Materials of the future will have applications that we can hardly imagine today. But above all, they will be characterised by some key traits: they will be bio-based, circular, strong but light, customised for their exact area of use and they must all live circular lifecycles. We asked two of RISE's associates to explain what all of this means.
Materials of the future will be able to do things we may not immediately associate with them today: why not regulate home temperatures with the help of wallpaper? Or scroll on your timber telephone?
The materials we use in the future will be distinguished by three characteristics: they will be functional and customised for their exact application, robust and rigid in relation to weight, and they will all need to possess circularity.
Furthering higher functionality
Some of the materials of the future will be characterized by functionality and will be customised, i.e. the materials will exhibit the qualities that are best suited to their field of application.
“For example, a fibrous material with antibacterial properties for wound care. Or fibres to encapsulate a slow-release medicine, where you get a fully adapted and customized material depending on the active substance to be encapsulated,” says Jonas Aspling, departmental head at RISE.
Another example of new functionality will be bio-based electronics, such as cellulose materials that conduct electricity.
“Batteries are just one example of where bio-based materials can make a difference and help solve energy storage issues. A collaborative project between RISE, Linköping University, and KTH has, for example, developed a cellulose-based material that has broken the world record for electrical conductivity,” says Marie-Claude Béland, business developer at RISE.
Light – but also tough
The strength of materials is a frequent issue for the composites industry, where the demand is for great strength and rigidity in relation to weight.
“Simply put, this is about reducing the weight of vehicles and planes thereby saving on fuel,” says Jonas Aspling.
In order to create lightweight yet powerful materials, the composite industry uses carbon fibre mats, whose ends are cut off as waste during production and discarded or burned. Making the most of these cutoff end-pieces brings us to the next big question for materials of the future: Circularity and Recycling.
“Circularity and recycling are hot topics right now. In the field of bio-composites we need to increase our understanding and knowledge of profitable, circular business models while also learning to better understand material properties in relation to reuse and recycling,” says Marie-Claude Béland, who coordinates the Bio-Composites project under the auspices of the Swedish national strategic innovation programme, Bioinnovation.
Circular materials - waste becomes a resource
When we talk about the materials of the future, most people are looking at bio-based or recycled materials.
“Much of what is today made from fossil raw materials must instead be made from bio-based raw materials. For example, plastic bags or plastic bottles of polyethylene are usually made from petrochemical sources, but they can also be manufactured from ethanol derived from sugar cane. It’s exactly the same molecule, but with a different origin. We also see there are now new ways of using recycled materials,” says Jonas Aspling.
Circularity is key for materials of the future. This is as much about recycling as collection, reuse, traceability and the ability to utilise leftover materials. The waste product of one industrial product can become another industry's new resource.

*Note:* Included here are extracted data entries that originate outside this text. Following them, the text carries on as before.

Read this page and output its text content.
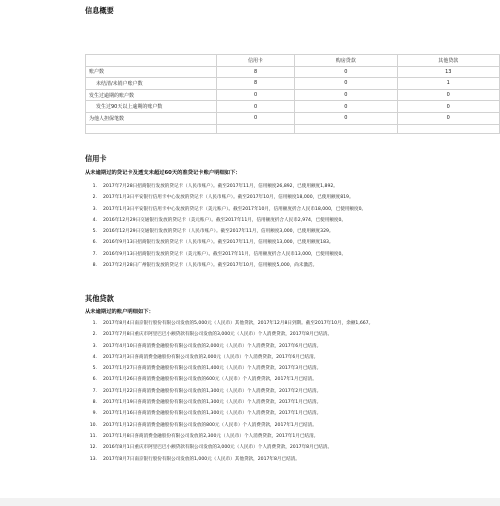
信息概要
	信用卡	购房贷款	其他贷款
账户数	8	0	13
未结清/未销户账户数	8	0	1
发生过逾期的账户数	0	0	0
发生过90天以上逾期的账户数	0	0	0
为他人担保笔数	0	0	0

信用卡
从未逾期过的贷记卡及透支未超过60天的准贷记卡账户明细如下：
1. 2017年7月28日招商银行发放的贷记卡（人民币账户）。截至2017年11月，信用额度26,892，已使用额度1,892。
2. 2017年1月3日平安银行信用卡中心发放的贷记卡（人民币账户）。截至2017年10月，信用额度18,000，已使用额度819。
3. 2017年1月3日平安银行信用卡中心发放的贷记卡（美元账户）。截至2017年10月，信用额度折合人民币18,000，已使用额度0。
4. 2016年12月29日交通银行发放的贷记卡（美元账户）。截至2017年11月，信用额度折合人民币2,974，已使用额度0。
5. 2016年12月29日交通银行发放的贷记卡（人民币账户）。截至2017年11月，信用额度3,000，已使用额度329。
6. 2016年9月13日招商银行发放的贷记卡（人民币账户）。截至2017年11月，信用额度13,000，已使用额度183。
7. 2016年9月13日招商银行发放的贷记卡（美元账户）。截至2017年11月，信用额度折合人民币13,000，已使用额度0。
8. 2017年2月28日广州银行发放的贷记卡（人民币账户）。截至2017年10月，信用额度5,000，尚未激活。
其他贷款
从未逾期过的账户明细如下：
1. 2017年8月4日南京银行股份有限公司发放的5,000元（人民币）其他贷款，2017年12月8日到期。截至2017年10月，余额1,667。
2. 2017年7月8日重庆市阿里巴巴小额贷款有限公司发放的3,000元（人民币）个人消费贷款，2017年8月已结清。
3. 2017年4月10日喜商消费金融股份有限公司发放的2,000元（人民币）个人消费贷款，2017年6月已结清。
4. 2017年3月3日喜商消费金融股份有限公司发放的2,000元（人民币）个人消费贷款，2017年6月已结清。
5. 2017年1月27日喜商消费金融股份有限公司发放的1,400元（人民币）个人消费贷款，2017年3月已结清。
6. 2017年1月26日喜商消费金融股份有限公司发放的600元（人民币）个人消费贷款，2017年1月已结清。
7. 2017年1月22日喜商消费金融股份有限公司发放的1,300元（人民币）个人消费贷款，2017年2月已结清。
8. 2017年1月19日喜商消费金融股份有限公司发放的1,300元（人民币）个人消费贷款，2017年1月已结清。
9. 2017年1月16日喜商消费金融股份有限公司发放的1,300元（人民币）个人消费贷款，2017年1月已结清。
10. 2017年1月12日喜商消费金融股份有限公司发放的800元（人民币）个人消费贷款，2017年1月已结清。
11. 2017年1月8日喜商消费金融股份有限公司发放的2,300元（人民币）个人消费贷款，2017年1月已结清。
12. 2016年8月1日重庆市阿里巴巴小额贷款有限公司发放的3,000元（人民币）个人消费贷款，2017年8月已结清。
13. 2017年8月7日南京银行股份有限公司发放的1,000元（人民币）其他贷款，2017年8月已结清。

The cutoff end-pieces from carbon fibre mats we just mentioned have gone from costing many hundreds of crowns per square metre to being worthless – or sometimes becoming an expense when you have to pay to incinerate them.
“Instead, you can use these pieces as plastic reinforcement, and use them in different components - maybe even part of the chair you're sitting on. Reinforced plastics, particularly carbon fibre reinforced plastics, are quite expensive, but by using waste you get a robust and inexpensive material. Something has been transformed from waste into a valuable resource,” says Jonas Aspling.
Learn from mistakes of old materials
At the same time as we gain new materials, in the future we won’t commit the old errors, where a certain material was applied in products where it didn’t actually achieve optimal use. One example of a material being misused is evident in a product many of us use on a daily basis: The PET bottle.
“We manufactured a plastic material that is a super material, totally indestructible, and then we used it for disposable products. In the future, there’ll be a much better match between materials and their functionality,” says Marie-Claude Béland.
Of course, we need to match a material with its function, and it is the fundamental requirements of strength, barrier properties, impact resistance, lightness of weight and efficient production that made PET so widely used.
“One of the largest streams of recycled plastics which is traded and used in various products comes precisely from PET bottles. One major area of application is in the manufacture of polyester fibres for clothing and textiles,” says Jonas Aspling, who believes that the problem with, for example, PET bottles is actually a waste management problem. Recycling works best in places that have deposit and collection systems and the greatest resource waste occurs when a durable material such as a PET bottle is disposed of directly without being reused.
“We’re going to see solutions with other materials used for bottles that can be broken down in the natural environment. But disposing of bottles in nature should never be encouraged, so they will also need to be collected for recycling.
Solving the major problems
In the future, only our imagination will set limits on which materials we can manufacture and use, believes Marie-Claude Béland and tells us that today, fantastic things are being done with bio-based materials.
“Everything from filters for cleaner air and water and lignin-based carbon fibres for paper with conductive properties; bio-based materials with the correct functionality will help us solve the big challenges. All of which is very impressive.”